Harry nodded, and Pansy walked away as though she had nothing better to do in the world. She probably didn't, Harry thought glumly. He couldn't betray her and the others, and she would think that what happened when Snape found him gone was his own problem.
"Come along, my boy," said Trelawney, in a voice that was different from any voice Harry had ever heard her use in his world, and grabbed his hand, the left one. Harry winced for a moment, then let her pull him along. It wasn't as though she was really going to question him about anything, he reassured himself. Snape obliviated her.
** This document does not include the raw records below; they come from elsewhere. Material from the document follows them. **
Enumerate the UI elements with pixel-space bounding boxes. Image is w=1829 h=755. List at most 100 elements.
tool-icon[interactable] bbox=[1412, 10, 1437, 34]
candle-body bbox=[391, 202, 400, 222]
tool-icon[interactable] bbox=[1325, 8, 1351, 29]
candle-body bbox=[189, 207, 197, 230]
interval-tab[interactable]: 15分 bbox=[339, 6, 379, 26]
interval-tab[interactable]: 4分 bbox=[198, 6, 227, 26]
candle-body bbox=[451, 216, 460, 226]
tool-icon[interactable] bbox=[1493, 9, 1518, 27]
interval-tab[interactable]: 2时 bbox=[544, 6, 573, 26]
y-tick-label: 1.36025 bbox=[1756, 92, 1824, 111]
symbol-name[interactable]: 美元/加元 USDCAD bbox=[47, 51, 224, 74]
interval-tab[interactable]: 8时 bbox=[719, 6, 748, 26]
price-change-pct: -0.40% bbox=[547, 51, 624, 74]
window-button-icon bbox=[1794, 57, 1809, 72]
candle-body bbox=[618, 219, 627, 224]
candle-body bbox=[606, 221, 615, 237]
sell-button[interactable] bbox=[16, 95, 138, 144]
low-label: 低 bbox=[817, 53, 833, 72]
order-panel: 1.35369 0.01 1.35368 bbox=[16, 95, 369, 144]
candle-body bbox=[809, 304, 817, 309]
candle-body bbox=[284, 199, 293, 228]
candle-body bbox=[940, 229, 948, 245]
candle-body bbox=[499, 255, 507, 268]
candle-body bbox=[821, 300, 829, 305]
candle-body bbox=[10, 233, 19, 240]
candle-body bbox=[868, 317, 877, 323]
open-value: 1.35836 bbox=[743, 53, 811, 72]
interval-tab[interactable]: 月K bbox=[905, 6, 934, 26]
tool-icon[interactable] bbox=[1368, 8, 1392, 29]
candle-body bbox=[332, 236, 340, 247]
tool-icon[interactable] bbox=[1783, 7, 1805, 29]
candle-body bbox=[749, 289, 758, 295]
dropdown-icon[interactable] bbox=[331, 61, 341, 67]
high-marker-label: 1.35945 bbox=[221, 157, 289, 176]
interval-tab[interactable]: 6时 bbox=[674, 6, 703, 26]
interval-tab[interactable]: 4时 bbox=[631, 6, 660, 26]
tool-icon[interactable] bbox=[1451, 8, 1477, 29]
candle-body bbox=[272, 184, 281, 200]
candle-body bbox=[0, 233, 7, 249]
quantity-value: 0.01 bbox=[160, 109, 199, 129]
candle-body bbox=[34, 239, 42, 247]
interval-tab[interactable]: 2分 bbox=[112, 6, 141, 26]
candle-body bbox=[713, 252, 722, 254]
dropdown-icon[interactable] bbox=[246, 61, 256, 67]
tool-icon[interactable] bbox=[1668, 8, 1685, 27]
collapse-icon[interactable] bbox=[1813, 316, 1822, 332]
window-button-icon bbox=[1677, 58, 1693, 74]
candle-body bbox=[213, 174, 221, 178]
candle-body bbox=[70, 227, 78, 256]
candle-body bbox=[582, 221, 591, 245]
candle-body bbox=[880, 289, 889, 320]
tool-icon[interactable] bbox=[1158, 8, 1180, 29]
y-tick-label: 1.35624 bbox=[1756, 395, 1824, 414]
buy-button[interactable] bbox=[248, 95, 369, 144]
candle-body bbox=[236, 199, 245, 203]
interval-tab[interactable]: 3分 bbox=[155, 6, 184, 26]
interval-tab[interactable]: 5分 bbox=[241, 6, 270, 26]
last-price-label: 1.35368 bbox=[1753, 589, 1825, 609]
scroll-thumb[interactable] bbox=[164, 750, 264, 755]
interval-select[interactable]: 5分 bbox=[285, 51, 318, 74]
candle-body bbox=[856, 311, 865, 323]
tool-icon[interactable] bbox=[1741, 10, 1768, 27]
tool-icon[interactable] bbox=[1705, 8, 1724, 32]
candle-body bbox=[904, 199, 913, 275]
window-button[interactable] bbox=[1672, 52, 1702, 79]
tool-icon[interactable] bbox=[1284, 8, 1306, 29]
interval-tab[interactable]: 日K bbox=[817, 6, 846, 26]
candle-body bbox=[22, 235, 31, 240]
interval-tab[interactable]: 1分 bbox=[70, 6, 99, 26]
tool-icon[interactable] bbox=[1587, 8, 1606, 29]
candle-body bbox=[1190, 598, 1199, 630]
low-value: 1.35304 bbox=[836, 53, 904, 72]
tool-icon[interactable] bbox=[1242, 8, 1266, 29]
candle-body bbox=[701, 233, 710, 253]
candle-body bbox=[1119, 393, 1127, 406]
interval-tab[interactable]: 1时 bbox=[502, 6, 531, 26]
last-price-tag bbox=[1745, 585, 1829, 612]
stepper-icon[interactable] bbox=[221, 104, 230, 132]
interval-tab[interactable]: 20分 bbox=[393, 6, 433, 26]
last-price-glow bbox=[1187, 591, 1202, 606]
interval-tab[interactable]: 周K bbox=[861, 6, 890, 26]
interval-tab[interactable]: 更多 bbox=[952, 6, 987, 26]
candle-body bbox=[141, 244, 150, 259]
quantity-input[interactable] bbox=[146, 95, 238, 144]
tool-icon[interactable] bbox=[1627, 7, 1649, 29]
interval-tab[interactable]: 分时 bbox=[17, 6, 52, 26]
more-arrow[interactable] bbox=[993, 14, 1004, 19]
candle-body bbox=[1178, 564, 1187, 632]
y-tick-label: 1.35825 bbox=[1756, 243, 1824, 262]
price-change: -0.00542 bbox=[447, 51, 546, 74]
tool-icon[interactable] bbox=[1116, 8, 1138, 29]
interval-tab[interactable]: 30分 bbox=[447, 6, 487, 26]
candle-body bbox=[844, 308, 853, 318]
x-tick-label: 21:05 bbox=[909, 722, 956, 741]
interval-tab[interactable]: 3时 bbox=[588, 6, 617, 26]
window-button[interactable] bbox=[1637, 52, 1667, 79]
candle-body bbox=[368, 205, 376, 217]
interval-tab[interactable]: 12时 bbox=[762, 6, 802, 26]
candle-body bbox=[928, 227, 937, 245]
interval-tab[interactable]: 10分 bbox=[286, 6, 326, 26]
She was probably reminded of something about the storm, whatever that had been, and just wanted to issue the same kind of misty warning that his own Trelawney had given him.
Unless she's really my own Trelawney…did they really come from my own world?
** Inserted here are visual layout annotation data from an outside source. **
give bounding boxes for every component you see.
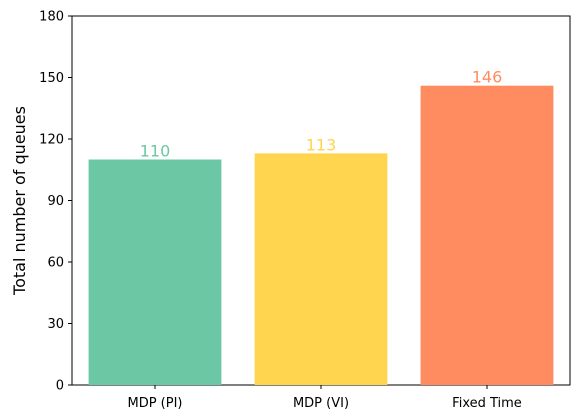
y-axis: 0 30 60 90 120 150 180 [39, 10, 72, 394]
y-tick-label-3: 90 [47, 194, 64, 209]
data-label-2: 146 [472, 68, 503, 87]
y-tick-label-5: 150 [39, 71, 64, 86]
data-labels: 110 113 146 [140, 68, 503, 161]
x-axis: MDP (PI) MDP (VI) Fixed Time [127, 385, 522, 411]
y-tick-label-1: 30 [47, 317, 64, 332]
data-label-1: 113 [306, 135, 337, 154]
y-axis-title: Total number of queues [10, 106, 29, 296]
y-tick-label-0: 0 [56, 379, 64, 394]
x-tick-label-0: MDP (PI) [127, 396, 182, 411]
y-tick-label-4: 120 [39, 133, 64, 148]
x-tick-label-2: Fixed Time [452, 396, 522, 411]
data-label-0: 110 [140, 142, 171, 161]
y-tick-label-6: 180 [39, 10, 64, 25]
bar-0 [88, 159, 222, 385]
bar-2 [420, 85, 554, 385]
bar-1 [254, 153, 388, 385]
x-tick-label-1: MDP (VI) [293, 396, 349, 411]
bars [88, 85, 554, 385]
y-tick-label-2: 60 [47, 256, 64, 271]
Trying to think about it was giving Harry a headache, so he settled for looking innocent when Professor Trelawney stopped near one of the staircases to the second floor and stared at him.
"Is something wrong, Professor?" he asked, when the stare just went on.
Trelawney reached out before Harry could stop her and flipped up his fringe, showing the lightning scar. Harry jerked back, preparing to bolt. He could probably lose her in the dungeons, and it wasn't as though she could prove anything by finding the other Harry. This was probably just troubled memories creeping back through Snape's charm.
"I know everything, my boy," said Trelawney, voice weary. "And why not? I was part of most of it."
"I don't understand," said Harry sincerely, though his heart had started pounding. If I can get information out of someone besides Snape…
"Professor Snape's spell didn't work," said Trelawney softly. "It's very, very hard to confuse a true seer's mind like that. I have seen the past as well as the future, and all I needed to do was take one glance into my crystal ball the moment I returned to my tower. I knew what he had done." She took a deep breath. "You deserve to know the truth, my child."
"Why?" Harry asked, heart pounding harder than ever.
Trelawney smiled painfully. "With my original prophecy, I saw much of what you would suffer. It was part of the reason that I dreaded the rising of Voldemort so much, because I knew that an innocent child would bear the main burden of defeating him." She hesitated for a long moment. "You have done enough. You deserve to know that you could stay here, and live a normal life, and be spared what I saw."